Une saisine qui redéfinit le contexte des négociations de paix

La saisine de la CIJ intervient dans un moment de paradoxe diplomatique remarquable. À la fin du premier semestre 2025, la RDC et le Rwanda avaient signé à Washington un accord de paix bilatéral — qualifié d’« historique » par plusieurs observateurs — qui formalisait les engagements issus des processus de Luanda et de Nairobi, intégrait un plan de neutralisation des FDLR et actait le principe du retrait des forces rwandaises. L’accord de paix signé à Washington représentait une tentative sérieuse de sortie négociée après des mois de médiation angolaise, est-africaine et américaine.

La décision congolaise de saisir la CIJ un jour ou deux après la signature de cet accord — ou dans un délai immédiatement postérieur — ne constitue pas nécessairement une contradiction. Elle s’analyse plutôt comme une couverture stratégique : Kinshasa engrange les bénéfices diplomatiques de l’accord de paix tout en ouvrant un front judiciaire qui servira de levier de pression si la mise en œuvre venait à dérailler. C’est précisément ce que les internationalistes appellent la diplomatie judiciaire coercitive — l’usage du droit non comme substitut à la négociation, mais comme outil de contrainte parallèle destiné à modifier le comportement de la partie adverse.

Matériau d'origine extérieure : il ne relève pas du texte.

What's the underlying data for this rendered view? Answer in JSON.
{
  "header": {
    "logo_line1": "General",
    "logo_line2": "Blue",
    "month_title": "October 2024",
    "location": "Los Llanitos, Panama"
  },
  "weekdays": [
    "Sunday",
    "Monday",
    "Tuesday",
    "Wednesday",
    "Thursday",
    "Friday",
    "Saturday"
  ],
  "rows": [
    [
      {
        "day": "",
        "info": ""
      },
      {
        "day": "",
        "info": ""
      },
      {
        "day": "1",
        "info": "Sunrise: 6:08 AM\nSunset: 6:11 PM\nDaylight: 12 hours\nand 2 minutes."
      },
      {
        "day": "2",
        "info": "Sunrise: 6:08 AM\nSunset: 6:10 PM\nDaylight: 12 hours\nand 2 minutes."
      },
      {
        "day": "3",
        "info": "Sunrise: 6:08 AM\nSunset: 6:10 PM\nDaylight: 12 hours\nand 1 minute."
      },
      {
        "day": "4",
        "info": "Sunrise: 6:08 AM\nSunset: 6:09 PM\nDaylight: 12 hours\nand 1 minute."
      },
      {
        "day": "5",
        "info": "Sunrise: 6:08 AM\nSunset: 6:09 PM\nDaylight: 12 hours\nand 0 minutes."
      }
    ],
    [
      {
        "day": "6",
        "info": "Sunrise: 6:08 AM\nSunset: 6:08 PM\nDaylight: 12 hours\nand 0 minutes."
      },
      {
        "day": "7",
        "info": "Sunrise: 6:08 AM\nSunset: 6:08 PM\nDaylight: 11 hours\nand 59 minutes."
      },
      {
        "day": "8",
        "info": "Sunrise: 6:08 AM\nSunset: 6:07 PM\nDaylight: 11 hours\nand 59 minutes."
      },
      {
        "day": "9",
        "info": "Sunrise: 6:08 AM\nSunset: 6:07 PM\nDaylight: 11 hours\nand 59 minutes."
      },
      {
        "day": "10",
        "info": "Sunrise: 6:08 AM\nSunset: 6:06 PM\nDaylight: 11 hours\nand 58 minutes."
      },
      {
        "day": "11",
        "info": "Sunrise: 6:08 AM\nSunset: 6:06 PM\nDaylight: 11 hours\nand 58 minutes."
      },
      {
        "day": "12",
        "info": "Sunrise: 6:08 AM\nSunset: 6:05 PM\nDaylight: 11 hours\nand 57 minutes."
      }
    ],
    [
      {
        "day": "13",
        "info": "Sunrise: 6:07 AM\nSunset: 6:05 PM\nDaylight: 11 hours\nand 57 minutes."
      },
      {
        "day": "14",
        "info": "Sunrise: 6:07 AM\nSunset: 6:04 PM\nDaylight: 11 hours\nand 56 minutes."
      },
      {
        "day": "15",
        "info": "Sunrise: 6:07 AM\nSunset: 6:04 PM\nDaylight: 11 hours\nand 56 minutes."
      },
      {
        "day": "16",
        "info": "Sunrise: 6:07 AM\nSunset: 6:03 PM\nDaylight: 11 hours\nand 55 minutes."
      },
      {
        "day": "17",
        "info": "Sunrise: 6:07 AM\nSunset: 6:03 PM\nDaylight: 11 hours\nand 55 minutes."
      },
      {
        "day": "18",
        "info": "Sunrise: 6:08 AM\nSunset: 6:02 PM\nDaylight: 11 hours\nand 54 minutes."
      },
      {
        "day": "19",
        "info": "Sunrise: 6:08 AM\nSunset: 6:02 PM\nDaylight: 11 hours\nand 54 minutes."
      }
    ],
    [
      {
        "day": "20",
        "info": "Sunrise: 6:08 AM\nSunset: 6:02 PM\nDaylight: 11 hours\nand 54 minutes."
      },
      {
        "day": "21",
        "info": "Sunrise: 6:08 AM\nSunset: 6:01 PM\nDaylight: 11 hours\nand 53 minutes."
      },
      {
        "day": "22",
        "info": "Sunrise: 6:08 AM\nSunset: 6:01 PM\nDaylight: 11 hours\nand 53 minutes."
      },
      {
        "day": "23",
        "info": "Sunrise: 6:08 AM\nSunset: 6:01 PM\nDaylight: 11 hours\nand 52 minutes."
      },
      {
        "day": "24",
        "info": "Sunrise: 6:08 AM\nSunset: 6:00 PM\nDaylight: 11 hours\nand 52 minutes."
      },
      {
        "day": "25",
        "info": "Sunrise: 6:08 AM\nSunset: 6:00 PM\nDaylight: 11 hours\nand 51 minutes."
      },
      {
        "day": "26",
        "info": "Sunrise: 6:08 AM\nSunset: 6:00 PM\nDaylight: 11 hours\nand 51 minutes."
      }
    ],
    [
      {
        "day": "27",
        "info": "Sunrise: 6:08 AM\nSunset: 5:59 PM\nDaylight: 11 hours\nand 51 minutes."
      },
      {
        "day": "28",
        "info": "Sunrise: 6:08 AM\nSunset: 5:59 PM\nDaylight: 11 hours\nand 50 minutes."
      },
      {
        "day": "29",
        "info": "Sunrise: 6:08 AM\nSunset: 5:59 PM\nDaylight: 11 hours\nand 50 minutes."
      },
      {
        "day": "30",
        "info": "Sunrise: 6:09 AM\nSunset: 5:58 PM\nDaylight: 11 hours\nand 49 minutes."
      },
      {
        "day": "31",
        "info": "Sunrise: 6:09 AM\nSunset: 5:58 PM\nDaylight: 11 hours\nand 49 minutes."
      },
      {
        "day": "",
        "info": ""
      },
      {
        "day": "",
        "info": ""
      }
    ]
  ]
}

Pour Kigali, l’équation est désormais plus complexe. Le Rwanda doit simultanément honorer les engagements de Washington, répondre à une procédure à La Haye, et maintenir sa posture de déni face à une documentation onusienne de plus en plus fournie. La CIJ ne réglera pas la crise sécuritaire de l’est du Congo à court terme, mais elle modifie les règles du jeu diplomatique — en introduisant une contrainte juridique internationale dans un conflit qui en était jusqu’ici largement exempt. La question n’est plus seulement de savoir si la paix tiendra, mais à quel prix Kigali sera prêt à la défendre devant les juges de La Haye.